Hands On: HTC Desire 820 review: impressive mid-range fun
HTC has revealed its new mid-tier handset, the Desire 820, at IFA 2014. The manufacturer aims to reach a young audience, providing power in all the right places at a (hopefully) moderate price. Here is our first impression of the fun 64-bit phablet.
HTC Desire 820 design and build quality
The Desire 820 is made entirely of plastic which acts as a unified whole. HTC uses the so-called dual-shot method, in which it produces a multi-colored unibody (rather than a front and clipped together). Unnecessary joints and edges fall away, and thanks to the rounded design and slim profile of only 7.74 mm, the phablet fits comfortably in the hand. Whether a glossy plastic finish appeals to you or not, is another question, but at least it cannot be said to be "low-quality".

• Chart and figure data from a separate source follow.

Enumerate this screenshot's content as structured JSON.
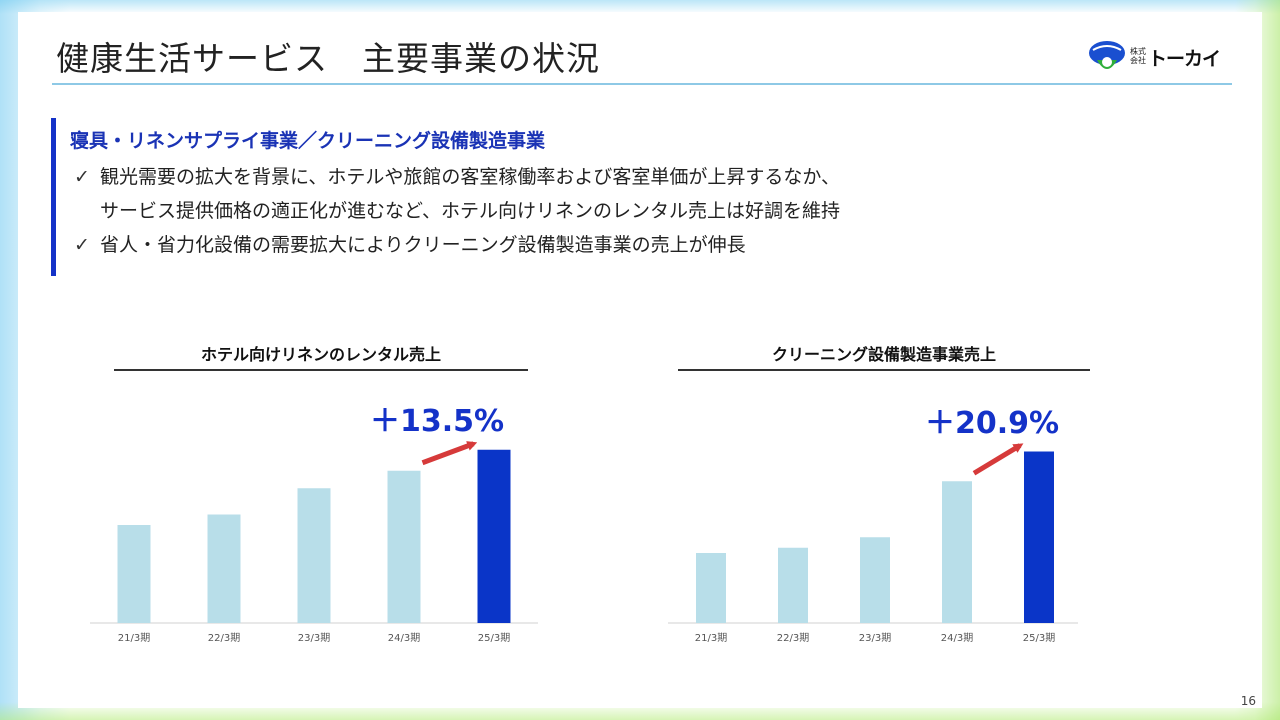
{
  "header": {
    "title": "健康生活サービス　主要事業の状況",
    "logo_small_1": "株式",
    "logo_small_2": "会社",
    "logo_text": "トーカイ"
  },
  "callout": {
    "heading": "寝具・リネンサプライ事業／クリーニング設備製造事業",
    "bullets": [
      {
        "check": "✓",
        "line1": "観光需要の拡大を背景に、ホテルや旅館の客室稼働率および客室単価が上昇するなか、",
        "line2": "サービス提供価格の適正化が進むなど、ホテル向けリネンのレンタル売上は好調を維持"
      },
      {
        "check": "✓",
        "line1": "省人・省力化設備の需要拡大によりクリーニング設備製造事業の売上が伸長"
      }
    ]
  },
  "chart_data": [
    {
      "type": "bar",
      "title": "ホテル向けリネンのレンタル売上",
      "categories": [
        "21/3期",
        "22/3期",
        "23/3期",
        "24/3期",
        "25/3期"
      ],
      "values": [
        56,
        62,
        77,
        87,
        99
      ],
      "ylim": [
        0,
        100
      ],
      "annotation": "＋13.5%",
      "colors": {
        "base": "#b8dee9",
        "highlight": "#0a35c8",
        "arrow": "#d63a3a"
      }
    },
    {
      "type": "bar",
      "title": "クリーニング設備製造事業売上",
      "categories": [
        "21/3期",
        "22/3期",
        "23/3期",
        "24/3期",
        "25/3期"
      ],
      "values": [
        40,
        43,
        49,
        81,
        98
      ],
      "ylim": [
        0,
        100
      ],
      "annotation": "＋20.9%",
      "colors": {
        "base": "#b8dee9",
        "highlight": "#0a35c8",
        "arrow": "#d63a3a"
      }
    }
  ],
  "footer": {
    "page": "16"
  }
}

"Simplicity is the essence of the Desire 820," it was officially stated by HTC, and this is reflected in the unit design. The Desire 820 features bright colors and a simple, funky design without much extraneous detail. The bottom line, the Desire border 820 is "fun" and will certainly appeal to a young audience.
HTC Desire 820 display
HTC relies on a practical HD resolution for the Desire 820, something of a standard for mid-range devices. This is integrated into a 5.5-inch display, with a slightly disappointing 267 ppi. However, colors are well represented, and the target market of the Desire 820 are unlikely to complain about the lack of Full HD. It is somewhat annoying that HTC has unnecessarily wasted a lot of space on the company logo, which could have been utilized instead to improve the screen-to-body ratio. We had already sharply criticized this on HTC One (M8), but unfortunately HTC has kept it firmly in place.
HTC Desire 820 special features
The 64-bit era is now being ushered in even by HTC. With the Snapdragon 615, the Desire 820 is making use of the current fastest 64-bit processor. Considering that we are dealing here with "only" a mid-range device... this is quite remarkable. In addition, the phablet supports two nano-SIM cards and memory expansion via microSD. These features are also usually absent in mid-tier smartphones.
HTC Desire 820 software
The Desire 820 runs on the current Android 4.4.4 KitKat and the manufacturer's own Sense 6.0 UI. Familiar features such as BoomSound and BlinkFeed are on board, as well as camera options like Live Makeup (for quick enhancements to portrait photos), and Photo Booth, which automatically compiles images and gives the option to morph faces.
HTC Desire 820 camera
Here lies one of the main Desire 820 strengths: in addition to the main 13 MP, good for a mid-range device, HTC offers an 8 MP front camera, what is outstanding and should provide for some excellent high-resolution selfies. (It's in this area that TC's target market intentions are clearly visible.) The main Desire 820 lens has a maximum aperture of f/2.2, which should improve snaps taken in low light conditions.
HTC Desire 820 battery
HTC's new mid-size flagship comes with a 2,600 mAh battery. This corresponds roughly to the level of the upper class from last year (think it appears on the Galaxy S4) and is on par with this year HTC's flagship, the One (M8). We won't know exactly how well it performs until we do our full-review, but we don't think we will have anything to complain about, especially given that it is not powering a Full-HD display.
HTC Desire 820 technical specifications
The Desire HTC 820 shows that mid-range smartphones can be impressive without taking themselves too seriously - at least that's what I've taken from a first impression. A young generation of smartphone users, which is less concerned with "business" and more about fun and lifestyle, should find this device to be a vibrant joy. Its success, however, will depend on the price. If HTC can hit us with an aggressive RRP, the Desire 820 could be a very appealing handset. At first glance, the Taiwanese manufacture is definitely on the right track.
Very good. The only thing to complain is really the screen-body rate. Why does HTC just don't care about it?